Posts Tagged ‘meetings’

Dirty Laundry

June 4th, 2010
fam1Got the latest dirt on the floods, the oil spill, hurricanes, the tornadoes, the fires, murders, strikes, earthquakes? Does news need to be sexy, shocking or shameful to attract your interest? Will you read a positive message that lacks a little sizzle? It is no secret that our economy is struggling, there have been some horrific natural disasters and now more than ever we need positive, uplifting, inspirational, spirited information that strengthens our bonds to one another.
I attended a meeting this week on the preparation that Florida businesses are dealing with the potential threat from the BP oil spill. First, the beaches are magnificent and we have not seen any impact in the state. Neighboring states have not been so fortunate but the areas of impact are in the wetlands, which is even more difficult to clean up.  Each area is trying hard to keep the news productive without sensationalizing the story. I am proud to be a member of the meeting and tourism industry in the state of Florida. In order to keep the Florida meeting and tourism industry up to speed on key developments and important information related to the Gulf oil spill, VISIT FLORIDA has created the following format for a weekly update. For more up-to-the-minute details, go to – VISIT Florida’s official corporate blog.
If you find yourself in a situation where you need to change your meeting site based on a natural disaster regardless of the destination, I would be happy to work with you to be sure all parties are managed in a way that limits liability and damage and the losing party has the ability to recover at a future date. When we treat each other with care, we all win. Contact me at          
I can remember when I first decided to leave the great white north and live in paradise that I searched several islands before settling on the SW coast of Florida. Each area I visited paled in comparison to the dream of living on a Caribbean island. When I discovered Sanibel Island I knew I had found my home. I enjoyed the serenity of that wildlife sanctuary for 22 years while working for 2 of the most famous Florida resorts on the gulf coast. I remember when Hurricane Andrew came through and drove business from the east coast and I really believed it could never happen to Sanibel. Eight weeks after selling my home on that island, Hurricane Charley came in quickly and stopped time in the busy lives of everyone in that area. Tourism suffered for 2 years with devastating storm one behind the other. Four quiet years later, everything has been refurbished or rebuilt and new construction has replaced some of quaint memories of days gone by. New companies have come in to do things their way and some of the changes are great and many will mourn what they once were.
The point is that change comes whether it is planned or forced by nature and sometimes good things come from the greatest despair. Take a look at Punta Gorda, FL six years later.
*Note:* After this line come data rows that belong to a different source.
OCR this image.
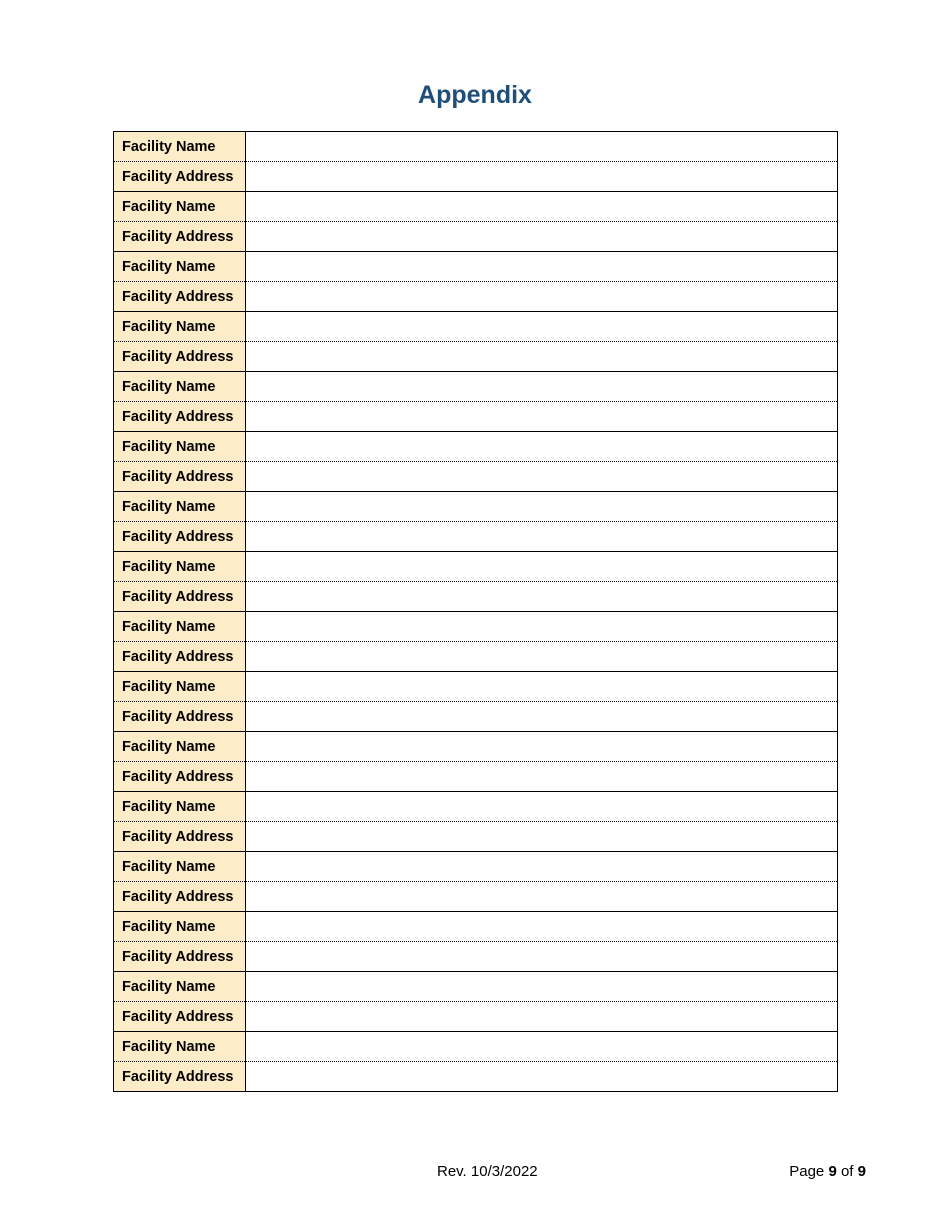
Appendix
Facility Name	

Facility Address	

Facility Name	

Facility Address	

Facility Name	

Facility Address	

Facility Name	

Facility Address	

Facility Name	

Facility Address	

Facility Name	

Facility Address	

Facility Name	

Facility Address	

Facility Name	

Facility Address	

Facility Name	

Facility Address	

Facility Name	

Facility Address	

Facility Name	

Facility Address	

Facility Name	

Facility Address	

Facility Name	

Facility Address	

Facility Name	

Facility Address	

Facility Name	

Facility Address	

Facility Name	

Facility Address	
Rev. 10/3/2022	Page 9 of 9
The old barn like convention hall has been replaced with one of the most magnificent state of the art structures with incredible light, sound and production capabilities in the state. Two beautiful, new beautiful hotels grace the waterfront and the town is bubbling with energy, live music, shopping and activity. Support our industry friends when times are dark and know that you and your meeting attendees will feel good when they can return with good news rather than the sensationalism that sells. You will find the hospitality warm and sunny as usual!  
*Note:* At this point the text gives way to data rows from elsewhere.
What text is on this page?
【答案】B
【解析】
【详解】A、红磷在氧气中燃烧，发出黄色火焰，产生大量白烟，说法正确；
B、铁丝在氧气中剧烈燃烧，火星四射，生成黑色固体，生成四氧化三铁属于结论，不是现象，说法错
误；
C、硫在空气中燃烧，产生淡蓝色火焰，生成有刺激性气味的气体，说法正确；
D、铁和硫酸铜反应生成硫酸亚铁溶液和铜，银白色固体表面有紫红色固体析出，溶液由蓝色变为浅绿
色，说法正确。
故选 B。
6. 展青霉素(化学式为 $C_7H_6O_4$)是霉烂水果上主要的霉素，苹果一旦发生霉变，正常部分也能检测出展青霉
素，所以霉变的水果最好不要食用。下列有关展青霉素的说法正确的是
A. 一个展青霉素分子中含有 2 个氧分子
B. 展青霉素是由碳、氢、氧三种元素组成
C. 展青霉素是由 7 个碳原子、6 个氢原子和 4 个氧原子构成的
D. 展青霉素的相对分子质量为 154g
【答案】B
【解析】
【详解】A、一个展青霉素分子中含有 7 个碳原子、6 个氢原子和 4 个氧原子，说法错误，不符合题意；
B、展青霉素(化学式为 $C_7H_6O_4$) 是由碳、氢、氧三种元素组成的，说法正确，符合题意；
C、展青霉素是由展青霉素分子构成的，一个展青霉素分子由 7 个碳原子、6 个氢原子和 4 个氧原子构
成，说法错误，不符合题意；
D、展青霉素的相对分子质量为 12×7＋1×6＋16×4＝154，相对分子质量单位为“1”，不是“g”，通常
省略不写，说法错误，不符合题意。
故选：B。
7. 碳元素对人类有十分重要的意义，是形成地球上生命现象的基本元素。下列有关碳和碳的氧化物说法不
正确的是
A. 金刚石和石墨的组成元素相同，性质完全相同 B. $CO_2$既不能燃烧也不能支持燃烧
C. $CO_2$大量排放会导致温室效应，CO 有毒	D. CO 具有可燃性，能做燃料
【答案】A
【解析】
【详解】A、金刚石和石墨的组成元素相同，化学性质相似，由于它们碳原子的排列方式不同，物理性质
Membership – Do you BELONG or just carry the card?

May 15th, 2010
Meeting Professionals International (MPI) helps over 24,000 worldwide members thrive by providing connections to knowledge, relationships, and marketplaces. People do business with people they know, like and trust. Lifelong friendships are born in membership organizations were you meet people with common professions, interests and goals. Meeting planning is my business so it makes sense that this organization is my primary membership commitment but I also belong to several others as networking is such an important aspect of building business contacts and meaningful relationships.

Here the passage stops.